Em 2016, o BDM se separou definitivamente da Caveira. Desde aquele ano, o BDM já não seguia mais as ordens de Genilson Lino da Silva, o Perna, líder da Caveira. Este mês, após a prisão de Luciano de Jesus Mota, 24, acusado pela polícia de ser traficante, integrante do BDM e autor de uma chacina que deixou quatro mortos no Engenho Velho da Federação, Nagé despontou nas manchetes novamente. 

Luciano, mais conhecido como Benga, teria liderado a chacina motivada por uma disputa interna do próprio BDM, em 21 de julho de 2017. Benga e outras seis pessoas mataram quatro integrantes da facção por deixar de comprar drogas na região comandada por ele. Logo após esse crie, Benga fugiu justamente para Nagé. 
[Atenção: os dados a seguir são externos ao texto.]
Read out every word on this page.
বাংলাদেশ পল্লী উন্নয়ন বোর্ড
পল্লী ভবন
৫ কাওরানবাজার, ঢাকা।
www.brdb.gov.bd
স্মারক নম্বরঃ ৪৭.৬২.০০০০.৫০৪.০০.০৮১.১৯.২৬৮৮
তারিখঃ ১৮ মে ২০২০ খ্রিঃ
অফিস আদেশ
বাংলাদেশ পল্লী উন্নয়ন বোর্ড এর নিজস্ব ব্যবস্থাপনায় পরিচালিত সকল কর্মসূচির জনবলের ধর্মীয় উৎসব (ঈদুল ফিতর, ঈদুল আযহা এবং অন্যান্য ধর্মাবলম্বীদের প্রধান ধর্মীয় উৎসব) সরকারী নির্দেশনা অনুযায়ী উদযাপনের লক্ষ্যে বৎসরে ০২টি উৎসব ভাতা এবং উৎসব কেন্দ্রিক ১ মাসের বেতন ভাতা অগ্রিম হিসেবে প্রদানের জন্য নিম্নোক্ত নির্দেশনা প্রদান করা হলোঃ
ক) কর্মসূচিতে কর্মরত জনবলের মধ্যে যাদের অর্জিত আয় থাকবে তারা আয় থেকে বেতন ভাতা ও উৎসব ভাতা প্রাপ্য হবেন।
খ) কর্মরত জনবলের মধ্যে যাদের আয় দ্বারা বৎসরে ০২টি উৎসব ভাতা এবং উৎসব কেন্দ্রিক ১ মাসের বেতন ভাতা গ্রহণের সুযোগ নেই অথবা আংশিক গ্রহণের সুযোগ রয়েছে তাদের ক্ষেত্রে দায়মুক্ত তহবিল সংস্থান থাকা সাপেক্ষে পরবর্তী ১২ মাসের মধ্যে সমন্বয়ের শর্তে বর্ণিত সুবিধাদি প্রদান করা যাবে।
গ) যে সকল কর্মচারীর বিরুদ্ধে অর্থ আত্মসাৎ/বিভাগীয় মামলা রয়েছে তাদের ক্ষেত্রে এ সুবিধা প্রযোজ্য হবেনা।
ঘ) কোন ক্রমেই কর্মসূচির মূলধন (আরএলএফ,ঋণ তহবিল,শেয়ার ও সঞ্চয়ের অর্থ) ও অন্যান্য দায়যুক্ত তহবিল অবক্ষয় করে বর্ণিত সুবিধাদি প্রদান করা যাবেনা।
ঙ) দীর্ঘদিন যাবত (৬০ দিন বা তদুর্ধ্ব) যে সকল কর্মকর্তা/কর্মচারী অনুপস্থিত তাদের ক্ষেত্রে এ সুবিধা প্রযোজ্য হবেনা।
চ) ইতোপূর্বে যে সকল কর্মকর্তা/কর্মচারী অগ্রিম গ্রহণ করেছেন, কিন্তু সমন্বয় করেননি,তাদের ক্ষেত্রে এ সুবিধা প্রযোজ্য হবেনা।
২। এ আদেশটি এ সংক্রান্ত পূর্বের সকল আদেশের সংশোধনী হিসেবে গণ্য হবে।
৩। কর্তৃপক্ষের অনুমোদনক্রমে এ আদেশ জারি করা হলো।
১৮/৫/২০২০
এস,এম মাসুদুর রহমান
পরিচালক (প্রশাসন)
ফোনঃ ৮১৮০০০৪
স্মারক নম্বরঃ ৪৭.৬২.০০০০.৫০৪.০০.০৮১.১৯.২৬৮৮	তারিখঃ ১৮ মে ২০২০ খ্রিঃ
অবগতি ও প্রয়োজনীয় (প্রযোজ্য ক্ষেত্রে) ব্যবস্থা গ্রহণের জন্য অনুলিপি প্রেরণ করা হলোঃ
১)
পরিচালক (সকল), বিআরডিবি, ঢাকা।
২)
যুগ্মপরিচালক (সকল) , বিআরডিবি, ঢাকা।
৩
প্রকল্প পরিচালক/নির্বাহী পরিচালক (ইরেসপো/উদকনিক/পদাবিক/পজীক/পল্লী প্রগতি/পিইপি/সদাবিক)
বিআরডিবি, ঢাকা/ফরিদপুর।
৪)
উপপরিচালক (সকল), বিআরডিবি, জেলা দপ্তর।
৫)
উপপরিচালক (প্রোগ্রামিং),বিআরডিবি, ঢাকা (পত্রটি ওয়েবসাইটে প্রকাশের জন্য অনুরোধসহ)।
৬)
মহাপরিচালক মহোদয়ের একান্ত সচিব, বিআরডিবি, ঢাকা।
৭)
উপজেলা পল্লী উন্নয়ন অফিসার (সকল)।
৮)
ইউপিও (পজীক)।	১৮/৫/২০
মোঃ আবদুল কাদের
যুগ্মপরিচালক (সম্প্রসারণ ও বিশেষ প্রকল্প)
Entenda a ordem dos acontecimentosAntes do dia 30 de julho – Não se sabe quando, exatamente, mas o cachorro da família foi o primeiro a morrer. O animal veio a óbito poucos dias antes da morte da primeira criança.  30 de julho – A filha mais velha de Adriane e Jeferson, a pequena Gleysse Santos da Conceição, de 5 anos, morreu após passar mal. Na época, a família chegou a imaginar que ela tinha sido vítima de uma complicação do diabetes. Ela deu entrada em um hospital salivando e com hiperglicemia (excesso de açúcar no sangue). 6 de agosto – Na segunda-feira seguinte, a irmã dela, Ruteh Santos da Conceição, 2, passou mal e foi levada às pressas para a Unidade de Pronto Atendimento (UPA) de Maragojipe. Ela chegou na unidade desfalecida e morreu no mesmo dia. 11 de agosto – Em seu Facebook, Adriane fez um desabafo. “Amores❤. Eu lutarei para chegar no Céu, para abraçar vocês. #NaEternidadeVouTeVer. #GleysseKelly???? #Ruteh???? (sic)”, escreveu.  13 de agosto – Também numa segunda-feira, Adriane passa mal durante o culto e é levada ao hospital. Ela morreu já na unidade de saúde.  17 de agosto – Responsável pela investigação do caso, o delegado Marcos Veloso solicitou a exumação do corpo de Gleysse. Como foi a primeira a morrer, ela acabou sendo enterrada por "morte natural”. 5 de setembro – Depois de uma decisão favorável da Justiça, o Departamento de Polícia Técnica (DPT) realizou a exumação dos corpos de Gleysse e Ruteh. 14 de setembro – O juiz Lucas de Andrade Cerqueira Monteiro, substituto da comarca de Maragojipe, assina o deferimento do pedido de busca e apreensão cumprido na residência do casal Elisângela e Valci, em Conceição da Feira.  15 de setembro – Parentes de Adriane e das filhas são ouvidos pela polícia, assim como casal Elisângela e Valci.  20 de setembro - Sete pessoas foram ouvidas pelo delegado Marcos Veloso, numa acareação. No processo, os convocados foram convidados a contar, juntos, suas versões sobre os acontecimentos. 21 de setembro – Mandado de busca e apreensão é cumprido na residência do casal Elisângela e Valci, em Conceição da Feira.  28 de setembro – A decisão que autorizou o cumprimento do mandado de busca é publicada no Diário Oficial de Justiça.